Но не одна только разница в возрасте разнила их. С виду они были похожи – оба высоки и статны. Пушкин меж них казался мальчиком-подростком. Оба хранили черты одной и той же породы; оба носили очки; оба были умны и образованны, и, наконец, оба – военные люди. Но столь были разны они, что между собою почти что им не о чем было и разговаривать, и надо было быть Пушкиным, чтобы в качестве третьего собеседника хватало его на них на обоих…
Странно, девочки на Горячих водах как-то от Пушкина, да и от Николая, отдалились заметно, точно присутствие старшего брата откинуло их снова в детскую. Мария, должно быть, про себя ощущала это не без некоторой горечи, вспоминая милые дни путешествия по южным степям. Но она была очень горда и ни единым движением обиды своей не обнаруживала.
Мисс Мяттен скова вошла в полную силу, хотя и дивилась про себя дикости русских, живших здесь, на водах, с той простотой, которая недоступна была ее пониманию. Что же касается до Анны Ивановны, которую Пушкин предпочитал называть родным ее именем – Зара, то она держала себя немного загадочно, и он не раз ловил на себе пристальный взгляд ее темно-зеленых выразительных глаз. Но этому он не придавал никакого особого значения.
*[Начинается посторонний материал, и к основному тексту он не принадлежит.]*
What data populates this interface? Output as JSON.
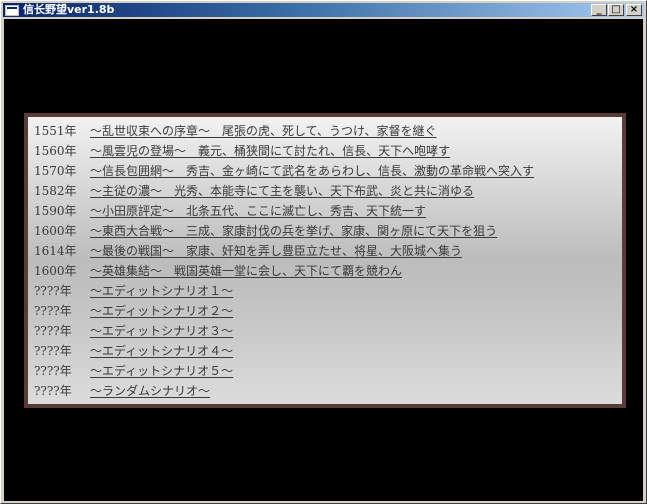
{
  "window": {
    "title": "信长野望ver1.8b",
    "buttons": {
      "minimize": "_",
      "maximize": "□",
      "close": "×"
    }
  },
  "menu": {
    "items": [
      {
        "year": "1551年",
        "text": "～乱世収束への序章～　尾張の虎、死して、うつけ、家督を継ぐ"
      },
      {
        "year": "1560年",
        "text": "～風雲児の登場～　義元、桶狭間にて討たれ、信長、天下へ咆哮す"
      },
      {
        "year": "1570年",
        "text": "～信長包囲網～　秀吉、金ヶ崎にて武名をあらわし、信長、激動の革命戦へ突入す"
      },
      {
        "year": "1582年",
        "text": "～主従の濃～　光秀、本能寺にて主を襲い、天下布武、炎と共に消ゆる"
      },
      {
        "year": "1590年",
        "text": "～小田原評定～　北条五代、ここに滅亡し、秀吉、天下統一す"
      },
      {
        "year": "1600年",
        "text": "～東西大合戦～　三成、家康討伐の兵を挙げ、家康、関ヶ原にて天下を狙う"
      },
      {
        "year": "1614年",
        "text": "～最後の戦国～　家康、奸知を弄し豊臣立たせ、将星、大阪城へ集う"
      },
      {
        "year": "1600年",
        "text": "～英雄集結～　戦国英雄一堂に会し、天下にて覇を競わん"
      },
      {
        "year": "????年",
        "text": "～エディットシナリオ１～"
      },
      {
        "year": "????年",
        "text": "～エディットシナリオ２～"
      },
      {
        "year": "????年",
        "text": "～エディットシナリオ３～"
      },
      {
        "year": "????年",
        "text": "～エディットシナリオ４～"
      },
      {
        "year": "????年",
        "text": "～エディットシナリオ５～"
      },
      {
        "year": "????年",
        "text": "～ランダムシナリオ～"
      }
    ]
  },
  "colors": {
    "titlebar_start": "#0a246a",
    "titlebar_end": "#a6caf0",
    "client_bg": "#000000",
    "panel_border": "#5a3c36",
    "menu_text": "#3a3a3a"
  }
}
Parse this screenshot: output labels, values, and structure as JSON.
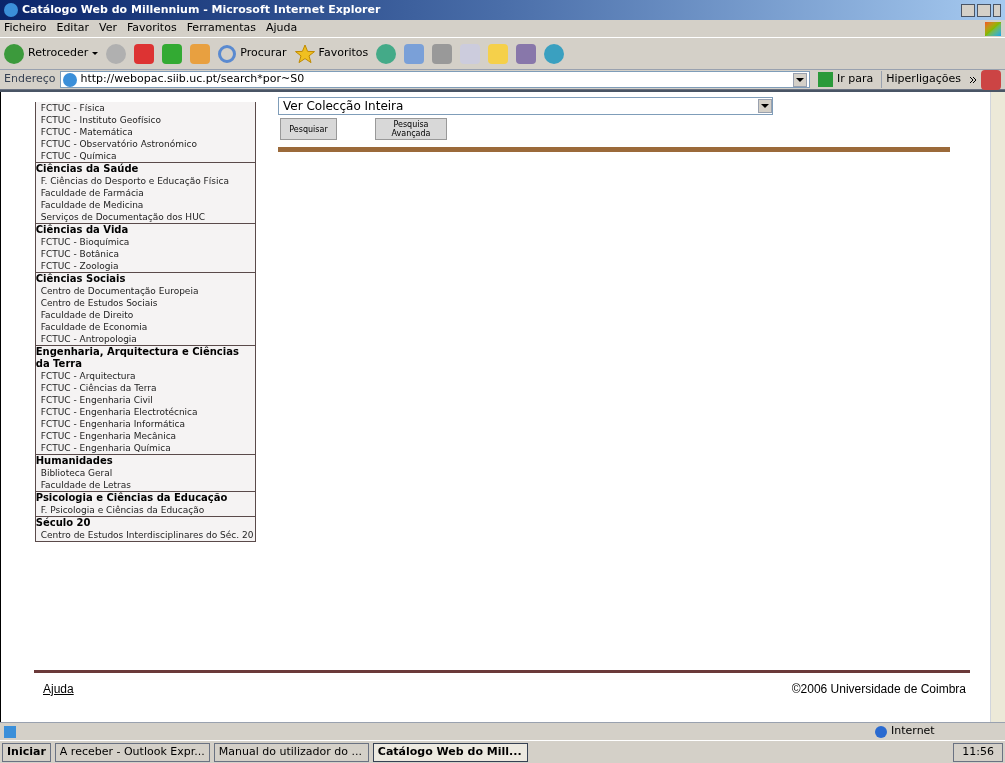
{
  "window": {
    "title": "Catálogo Web do Millennium - Microsoft Internet Explorer"
  },
  "menu": [
    "Ficheiro",
    "Editar",
    "Ver",
    "Favoritos",
    "Ferramentas",
    "Ajuda"
  ],
  "toolbar": {
    "back": "Retroceder",
    "search": "Procurar",
    "favorites": "Favoritos"
  },
  "address_bar": {
    "label": "Endereço",
    "url": "http://webopac.siib.uc.pt/search*por~S0",
    "go": "Ir para",
    "links": "Hiperligações"
  },
  "sidebar": {
    "groups": [
      {
        "items": [
          "FCTUC - Física",
          "FCTUC - Instituto Geofísico",
          "FCTUC - Matemática",
          "FCTUC - Observatório Astronómico",
          "FCTUC - Química"
        ]
      },
      {
        "heading": "Ciências da Saúde",
        "items": [
          "F. Ciências do Desporto e Educação Física",
          "Faculdade de Farmácia",
          "Faculdade de Medicina",
          "Serviços de Documentação dos HUC"
        ]
      },
      {
        "heading": "Ciências da Vida",
        "items": [
          "FCTUC - Bioquímica",
          "FCTUC - Botânica",
          "FCTUC - Zoologia"
        ]
      },
      {
        "heading": "Ciências Sociais",
        "items": [
          "Centro de Documentação Europeia",
          "Centro de Estudos Sociais",
          "Faculdade de Direito",
          "Faculdade de Economia",
          "FCTUC - Antropologia"
        ]
      },
      {
        "heading": "Engenharia, Arquitectura e Ciências da Terra",
        "items": [
          "FCTUC - Arquitectura",
          "FCTUC - Ciências da Terra",
          "FCTUC - Engenharia Civil",
          "FCTUC - Engenharia Electrotécnica",
          "FCTUC - Engenharia Informática",
          "FCTUC - Engenharia Mecânica",
          "FCTUC - Engenharia Química"
        ]
      },
      {
        "heading": "Humanidades",
        "items": [
          "Biblioteca Geral",
          "Faculdade de Letras"
        ]
      },
      {
        "heading": "Psicologia e Ciências da Educação",
        "items": [
          "F. Psicologia e Ciências da Educação"
        ]
      },
      {
        "heading": "Século 20",
        "items": [
          "Centro de Estudos Interdisciplinares do Séc. 20"
        ]
      }
    ]
  },
  "search": {
    "collection": "Ver Colecção Inteira",
    "buttons": [
      "Pesquisar",
      "Pesquisa Avançada"
    ]
  },
  "footer": {
    "link": "Ajuda",
    "copyright": "©2006 Universidade de Coimbra"
  },
  "status_bar": {
    "zone": "Internet"
  },
  "taskbar": {
    "start": "Iniciar",
    "items": [
      {
        "label": "A receber - Outlook Expr...",
        "selected": false
      },
      {
        "label": "Manual do utilizador do ...",
        "selected": false
      },
      {
        "label": "Catálogo Web do Mill...",
        "selected": true
      }
    ],
    "clock": "11:56"
  }
}
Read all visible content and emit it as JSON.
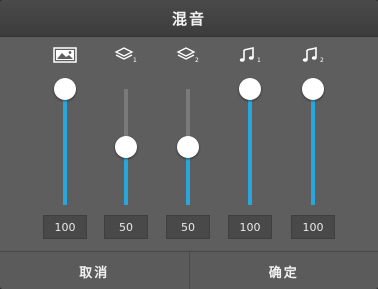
{
  "title": "混音",
  "channels": [
    {
      "icon": "image-icon",
      "sub": "",
      "value": 100,
      "display": "100"
    },
    {
      "icon": "layers-icon",
      "sub": "1",
      "value": 50,
      "display": "50"
    },
    {
      "icon": "layers-icon",
      "sub": "2",
      "value": 50,
      "display": "50"
    },
    {
      "icon": "music-note-icon",
      "sub": "1",
      "value": 100,
      "display": "100"
    },
    {
      "icon": "music-note-icon",
      "sub": "2",
      "value": 100,
      "display": "100"
    }
  ],
  "buttons": {
    "cancel": "取消",
    "confirm": "确定"
  },
  "colors": {
    "accent": "#2aa7da"
  }
}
Весь его ум, когда он не бродил в одиночестве по диким кустарникам, был целиком прикован к Раевскому Александру. И тот, в свою очередь, уделял ему много внимания. Это внимание не было бескорыстным. Александр Николаевич, томившийся собою, любил ощущать и проверять свою силу влияния на других; он и был ею действительно одарен. Молодого поэта сразу он оценил, как оценил бы опытный дрессировщик живого и своенравного, попавшего в его руки зверька. Подобное сравнение могло бы прийти в голову и самому Александру Раевскому – таков был характер и таковы были взгляды на вещи у этого жестокого человека.
Он импонировал Пушкину и завоевывал его очень простыми поначалу приемами. Суховатый, надменный и резкий, скупой на слова, между знакомыми и незнакомыми ходивший как человек особой породы, который лишь изредка позволяет себе снизойти к другим, – с Пушкиным он стал сразу на короткую ногу. И он вел с ним беседы – серьезные, почти доверительные, одновременно желчно и колко подсмеиваясь над всеми другими.